H20 – The Killer-App on Apache Spark
In-memory big data has come of age. The Apache Spark platform, with its elegant API, provides a unified platform for building data pipelines. H2O has focused on scalable machine learning as the API for big data applications. Spark + H2O combines the capabilities of H2O with the Spark platform – converging the aspirations of data science and developer communities. H2O is the Killer-Application for Spark.
Backdrop
Over the past few years, we watched Matei and the team behind Spark build a thriving open-source movement and a great development platform optimized for in-memory big data, Spark. At the same time, H2O built a great open source product with a growing customer base focused on scalable machine learning and interactive data science. These past couple of months the Spark and H2O teams started brainstorming on how to best combine H2O's Machine Learning capabilities with the power of the Spark platform. The result: Sparkling Water.
Sparkling Water
Users can in a single invocation and process, get the best of Spark - its elegant APIs, RDDs, multi-tenant Context and H2O's speed, columnar-compression and fully-featured Machine Learning and Deep-Learning algorithms.
One of the primary draws for Spark is its unified nature, enabling end-to-end building of API’s within a single system. This collaboration is designed to seamlessly enable H20’s advanced capabilities to be part of that data pipeline. The first step in this journey is enabling in-memory sharing through Tachyon and RDDs. The roadmap includes deeper integration where H2O’s columnar-compressed capabilities can be natively leveraged through ‘H2ORDD’.
Today, data gets parsed and exchanged between Spark and H2O via Tachyon. Users can interactively query big data both via SQL and ML from within the same context.
Sparkling Water enables use of H2O's Deep Learning and Advanced Algorithms for Spark's user community. H2O as the killer-application provides a robust machine learning engine and API for the Spark Platform.

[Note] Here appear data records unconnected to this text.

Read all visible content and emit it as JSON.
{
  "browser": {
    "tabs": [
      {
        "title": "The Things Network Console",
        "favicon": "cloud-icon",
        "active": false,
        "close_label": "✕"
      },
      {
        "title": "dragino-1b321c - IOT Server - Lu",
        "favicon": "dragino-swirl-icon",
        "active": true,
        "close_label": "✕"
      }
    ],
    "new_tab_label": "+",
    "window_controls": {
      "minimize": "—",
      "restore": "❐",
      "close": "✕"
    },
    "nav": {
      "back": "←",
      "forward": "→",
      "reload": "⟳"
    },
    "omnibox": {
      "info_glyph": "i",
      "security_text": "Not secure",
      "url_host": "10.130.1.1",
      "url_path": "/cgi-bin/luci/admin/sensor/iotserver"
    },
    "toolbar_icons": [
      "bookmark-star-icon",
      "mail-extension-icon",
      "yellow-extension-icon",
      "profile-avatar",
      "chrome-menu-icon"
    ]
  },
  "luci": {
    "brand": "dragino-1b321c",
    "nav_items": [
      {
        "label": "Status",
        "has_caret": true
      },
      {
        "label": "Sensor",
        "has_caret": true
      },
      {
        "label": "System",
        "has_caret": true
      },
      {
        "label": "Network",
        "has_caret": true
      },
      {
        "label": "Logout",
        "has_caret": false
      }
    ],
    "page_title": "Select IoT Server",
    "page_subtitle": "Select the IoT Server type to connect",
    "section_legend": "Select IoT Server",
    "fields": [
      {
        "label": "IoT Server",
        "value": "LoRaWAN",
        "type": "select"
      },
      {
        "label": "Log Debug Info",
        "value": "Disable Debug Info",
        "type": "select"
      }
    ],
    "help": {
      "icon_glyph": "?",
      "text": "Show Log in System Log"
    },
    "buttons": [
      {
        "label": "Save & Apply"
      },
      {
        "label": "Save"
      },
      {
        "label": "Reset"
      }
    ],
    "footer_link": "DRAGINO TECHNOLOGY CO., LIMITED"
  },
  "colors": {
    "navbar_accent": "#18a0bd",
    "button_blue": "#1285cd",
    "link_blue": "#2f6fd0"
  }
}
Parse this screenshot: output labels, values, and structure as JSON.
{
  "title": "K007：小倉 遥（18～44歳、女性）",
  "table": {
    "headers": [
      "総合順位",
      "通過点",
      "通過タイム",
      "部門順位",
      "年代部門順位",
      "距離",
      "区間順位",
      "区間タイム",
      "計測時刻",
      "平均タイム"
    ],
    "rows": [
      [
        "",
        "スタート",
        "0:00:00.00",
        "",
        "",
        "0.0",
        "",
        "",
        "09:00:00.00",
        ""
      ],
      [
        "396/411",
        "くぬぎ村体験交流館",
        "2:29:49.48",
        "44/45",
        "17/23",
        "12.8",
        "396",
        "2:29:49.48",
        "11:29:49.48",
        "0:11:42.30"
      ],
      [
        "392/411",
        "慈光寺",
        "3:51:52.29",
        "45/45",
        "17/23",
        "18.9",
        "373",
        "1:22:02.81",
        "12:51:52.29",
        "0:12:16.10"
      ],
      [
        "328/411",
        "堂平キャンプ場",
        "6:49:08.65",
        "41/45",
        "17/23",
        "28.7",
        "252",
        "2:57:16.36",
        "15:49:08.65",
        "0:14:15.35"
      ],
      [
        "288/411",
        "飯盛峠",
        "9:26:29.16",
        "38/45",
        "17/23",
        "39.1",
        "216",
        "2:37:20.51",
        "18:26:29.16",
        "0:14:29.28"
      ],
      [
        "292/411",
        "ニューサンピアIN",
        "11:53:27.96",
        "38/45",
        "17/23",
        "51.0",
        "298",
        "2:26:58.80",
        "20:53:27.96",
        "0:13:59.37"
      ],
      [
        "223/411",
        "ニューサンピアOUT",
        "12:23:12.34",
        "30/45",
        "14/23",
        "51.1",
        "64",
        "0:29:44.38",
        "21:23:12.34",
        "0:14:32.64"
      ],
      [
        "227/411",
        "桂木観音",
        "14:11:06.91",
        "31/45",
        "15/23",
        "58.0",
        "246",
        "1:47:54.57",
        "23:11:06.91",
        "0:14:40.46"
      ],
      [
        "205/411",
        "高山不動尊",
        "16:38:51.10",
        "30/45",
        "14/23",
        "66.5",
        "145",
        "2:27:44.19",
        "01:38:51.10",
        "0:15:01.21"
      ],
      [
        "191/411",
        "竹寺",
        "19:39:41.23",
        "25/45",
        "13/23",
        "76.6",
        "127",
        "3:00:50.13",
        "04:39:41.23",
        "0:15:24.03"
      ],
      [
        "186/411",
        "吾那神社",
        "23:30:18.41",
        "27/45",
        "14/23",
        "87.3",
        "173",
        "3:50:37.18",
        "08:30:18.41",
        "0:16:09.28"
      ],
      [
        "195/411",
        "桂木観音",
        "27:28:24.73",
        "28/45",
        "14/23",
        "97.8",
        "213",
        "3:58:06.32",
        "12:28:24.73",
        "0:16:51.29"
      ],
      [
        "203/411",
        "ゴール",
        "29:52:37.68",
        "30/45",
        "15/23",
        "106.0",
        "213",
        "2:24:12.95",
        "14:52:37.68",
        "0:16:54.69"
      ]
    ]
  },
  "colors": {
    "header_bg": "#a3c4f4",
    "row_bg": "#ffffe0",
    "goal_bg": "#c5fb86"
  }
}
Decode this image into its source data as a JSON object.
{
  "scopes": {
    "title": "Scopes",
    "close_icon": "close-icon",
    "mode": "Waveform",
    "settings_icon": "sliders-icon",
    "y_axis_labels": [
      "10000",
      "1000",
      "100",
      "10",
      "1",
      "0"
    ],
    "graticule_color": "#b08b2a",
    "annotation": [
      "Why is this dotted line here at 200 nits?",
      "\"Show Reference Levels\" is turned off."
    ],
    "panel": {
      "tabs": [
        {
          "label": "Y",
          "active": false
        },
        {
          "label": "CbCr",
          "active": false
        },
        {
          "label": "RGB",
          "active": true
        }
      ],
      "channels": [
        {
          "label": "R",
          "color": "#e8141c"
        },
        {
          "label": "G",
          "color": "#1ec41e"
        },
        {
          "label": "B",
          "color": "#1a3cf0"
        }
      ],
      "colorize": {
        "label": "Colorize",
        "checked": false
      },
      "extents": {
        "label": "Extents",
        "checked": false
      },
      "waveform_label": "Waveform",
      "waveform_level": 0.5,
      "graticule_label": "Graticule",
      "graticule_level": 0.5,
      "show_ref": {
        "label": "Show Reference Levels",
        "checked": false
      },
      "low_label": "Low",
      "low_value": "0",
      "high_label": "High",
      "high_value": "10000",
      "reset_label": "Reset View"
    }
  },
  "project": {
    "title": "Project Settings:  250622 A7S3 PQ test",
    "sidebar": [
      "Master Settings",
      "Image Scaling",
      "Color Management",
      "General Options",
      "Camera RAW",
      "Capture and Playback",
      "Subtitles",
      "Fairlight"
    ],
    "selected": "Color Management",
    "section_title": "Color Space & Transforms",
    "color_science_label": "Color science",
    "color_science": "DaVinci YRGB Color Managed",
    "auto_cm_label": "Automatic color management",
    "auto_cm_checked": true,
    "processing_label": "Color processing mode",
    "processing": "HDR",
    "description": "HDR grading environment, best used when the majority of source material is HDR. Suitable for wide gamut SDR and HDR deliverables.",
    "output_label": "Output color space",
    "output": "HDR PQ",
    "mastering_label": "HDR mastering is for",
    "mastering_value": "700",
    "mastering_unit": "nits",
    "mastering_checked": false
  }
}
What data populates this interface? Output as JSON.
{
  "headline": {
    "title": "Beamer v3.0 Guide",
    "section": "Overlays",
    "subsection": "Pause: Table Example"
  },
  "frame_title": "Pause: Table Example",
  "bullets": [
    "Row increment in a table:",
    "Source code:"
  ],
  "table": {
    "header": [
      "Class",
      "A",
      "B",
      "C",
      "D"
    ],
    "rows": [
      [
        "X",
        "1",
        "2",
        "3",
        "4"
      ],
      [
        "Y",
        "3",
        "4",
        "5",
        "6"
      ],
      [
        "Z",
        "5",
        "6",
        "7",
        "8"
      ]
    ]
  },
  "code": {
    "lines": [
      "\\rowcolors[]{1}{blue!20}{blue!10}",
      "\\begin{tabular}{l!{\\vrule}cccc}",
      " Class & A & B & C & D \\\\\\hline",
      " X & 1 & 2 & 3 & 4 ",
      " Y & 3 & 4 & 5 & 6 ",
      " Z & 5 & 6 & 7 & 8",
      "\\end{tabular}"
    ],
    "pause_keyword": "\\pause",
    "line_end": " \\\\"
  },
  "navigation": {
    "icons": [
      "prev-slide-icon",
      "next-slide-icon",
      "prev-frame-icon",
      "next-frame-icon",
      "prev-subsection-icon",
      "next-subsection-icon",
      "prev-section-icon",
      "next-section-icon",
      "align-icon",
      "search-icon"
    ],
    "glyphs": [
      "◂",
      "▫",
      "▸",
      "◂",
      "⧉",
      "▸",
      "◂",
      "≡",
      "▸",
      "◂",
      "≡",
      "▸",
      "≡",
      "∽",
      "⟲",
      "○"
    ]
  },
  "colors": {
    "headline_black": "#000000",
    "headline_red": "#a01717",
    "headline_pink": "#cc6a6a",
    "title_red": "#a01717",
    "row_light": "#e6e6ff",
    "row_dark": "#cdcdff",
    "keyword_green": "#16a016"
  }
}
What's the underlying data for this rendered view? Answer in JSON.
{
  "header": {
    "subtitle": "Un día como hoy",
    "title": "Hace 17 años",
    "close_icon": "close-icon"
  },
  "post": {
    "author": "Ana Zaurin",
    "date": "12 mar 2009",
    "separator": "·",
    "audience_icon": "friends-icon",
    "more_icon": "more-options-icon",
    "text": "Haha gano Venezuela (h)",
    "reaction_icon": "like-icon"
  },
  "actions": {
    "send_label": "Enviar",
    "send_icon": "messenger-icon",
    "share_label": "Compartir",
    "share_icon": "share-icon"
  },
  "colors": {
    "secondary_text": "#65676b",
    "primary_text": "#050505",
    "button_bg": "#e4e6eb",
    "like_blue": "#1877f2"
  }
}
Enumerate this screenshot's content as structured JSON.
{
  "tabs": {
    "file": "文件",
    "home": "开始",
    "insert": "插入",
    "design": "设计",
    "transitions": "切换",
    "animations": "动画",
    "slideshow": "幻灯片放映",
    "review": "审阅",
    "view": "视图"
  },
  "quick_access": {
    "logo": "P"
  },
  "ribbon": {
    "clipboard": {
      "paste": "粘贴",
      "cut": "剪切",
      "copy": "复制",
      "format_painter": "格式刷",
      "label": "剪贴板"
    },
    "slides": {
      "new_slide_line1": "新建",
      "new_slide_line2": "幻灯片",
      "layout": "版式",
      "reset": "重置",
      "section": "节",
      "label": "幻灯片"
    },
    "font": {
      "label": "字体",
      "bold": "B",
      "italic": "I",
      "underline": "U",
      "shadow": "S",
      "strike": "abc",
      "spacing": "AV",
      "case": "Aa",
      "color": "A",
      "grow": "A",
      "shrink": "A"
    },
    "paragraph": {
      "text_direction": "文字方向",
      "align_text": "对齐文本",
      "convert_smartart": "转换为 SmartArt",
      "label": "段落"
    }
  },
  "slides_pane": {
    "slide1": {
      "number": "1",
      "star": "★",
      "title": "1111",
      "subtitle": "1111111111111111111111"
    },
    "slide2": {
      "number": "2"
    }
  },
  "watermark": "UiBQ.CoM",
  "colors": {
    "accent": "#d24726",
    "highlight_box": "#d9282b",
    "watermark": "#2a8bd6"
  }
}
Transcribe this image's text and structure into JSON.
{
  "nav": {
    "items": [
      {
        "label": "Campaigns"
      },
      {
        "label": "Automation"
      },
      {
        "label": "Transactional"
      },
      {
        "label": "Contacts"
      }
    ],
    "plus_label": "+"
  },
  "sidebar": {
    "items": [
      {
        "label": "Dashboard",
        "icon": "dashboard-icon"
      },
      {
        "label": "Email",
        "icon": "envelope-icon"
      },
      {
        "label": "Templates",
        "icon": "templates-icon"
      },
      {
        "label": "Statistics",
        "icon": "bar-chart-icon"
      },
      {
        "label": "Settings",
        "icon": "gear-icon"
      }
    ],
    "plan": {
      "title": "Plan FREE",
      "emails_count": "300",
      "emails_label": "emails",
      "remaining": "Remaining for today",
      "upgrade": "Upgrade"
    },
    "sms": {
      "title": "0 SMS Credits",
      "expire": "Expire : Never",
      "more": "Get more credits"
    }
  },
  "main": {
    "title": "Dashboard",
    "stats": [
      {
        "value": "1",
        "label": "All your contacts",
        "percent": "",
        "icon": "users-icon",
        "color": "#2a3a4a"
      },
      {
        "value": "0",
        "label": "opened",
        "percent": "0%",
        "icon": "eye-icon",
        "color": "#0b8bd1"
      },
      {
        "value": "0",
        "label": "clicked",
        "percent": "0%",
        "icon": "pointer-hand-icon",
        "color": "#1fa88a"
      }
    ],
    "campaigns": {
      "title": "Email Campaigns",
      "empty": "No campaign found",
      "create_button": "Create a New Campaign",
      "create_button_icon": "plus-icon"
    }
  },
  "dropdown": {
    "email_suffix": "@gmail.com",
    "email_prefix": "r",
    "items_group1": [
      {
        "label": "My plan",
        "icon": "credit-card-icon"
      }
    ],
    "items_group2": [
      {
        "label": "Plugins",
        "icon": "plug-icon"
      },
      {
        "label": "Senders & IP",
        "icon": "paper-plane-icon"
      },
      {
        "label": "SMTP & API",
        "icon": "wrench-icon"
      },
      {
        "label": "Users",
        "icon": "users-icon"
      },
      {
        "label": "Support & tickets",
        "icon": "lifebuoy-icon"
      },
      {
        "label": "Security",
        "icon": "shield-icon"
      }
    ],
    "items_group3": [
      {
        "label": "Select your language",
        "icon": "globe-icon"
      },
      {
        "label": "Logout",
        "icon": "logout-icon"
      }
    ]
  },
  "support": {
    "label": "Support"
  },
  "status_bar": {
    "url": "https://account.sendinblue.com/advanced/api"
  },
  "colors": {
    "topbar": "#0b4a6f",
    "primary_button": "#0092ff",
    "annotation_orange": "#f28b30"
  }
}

This will further empower application developers on Spark to build intelligent and smarter applications.
MLlib and H2O: The Triumph of Open Source!
MLlib is a library of efficient implementations of popular algorithms directly built using Spark. We believe that enterprise customers should have the choice to select the best tool for meeting their needs in the context of Spark. Over time, H2O will accelerate the community’s efforts towards production ready scalable machine learning. Fast fully featured algorithms in H2O will add to growing open source efforts in R, MLlib, Mahout and others, disrupting closed and proprietary vendors in machine-learning and predictive analytics.
Natural integration of H2O with the rest of Spark's capabilities is a definitive win for enterprise customers.
More info
- Slides of the first Sparkling Water meetup
- Sparkling Water code is here
- Install and Test Instructions
Demo Code
package water.sparkling.demo
import water.fvec.Frame
import water.util.Log
import hex.gbm.GBMCall.gbm
object AirlinesDemo extends Demo {
override def run(conf: DemoConf): Unit = {
// Prepare data
// Dataset
val dataset = "data/allyears2k_headers.csv"
// Row parser
val rowParser = AirlinesParser
// Table name for SQL
val tableName = "airlines_table"
// Select all flights with destination == SFO
val query = """SELECT * FROM airlines_table WHERE dest="SFO" """
// Connect to shark cluster and make a query over prostate, transfer data into H2O
val frame:Frame = executeSpark[Airlines](dataset, rowParser, conf.extractor, tableName, query, local=conf.local)
Log.info("Extracted frame from Spark: ")
Log.info(if (frame!null) frame.toString + "\nRows: " + frame.numRows() else "<nothing>")
// Now make a blocking call of GBM directly via Java API
val model = gbm(frame, frame.vec("isDepDelayed"), 100, true)
Log.info("Model built!")
}
override def name: String = "airlines"
}</nothing>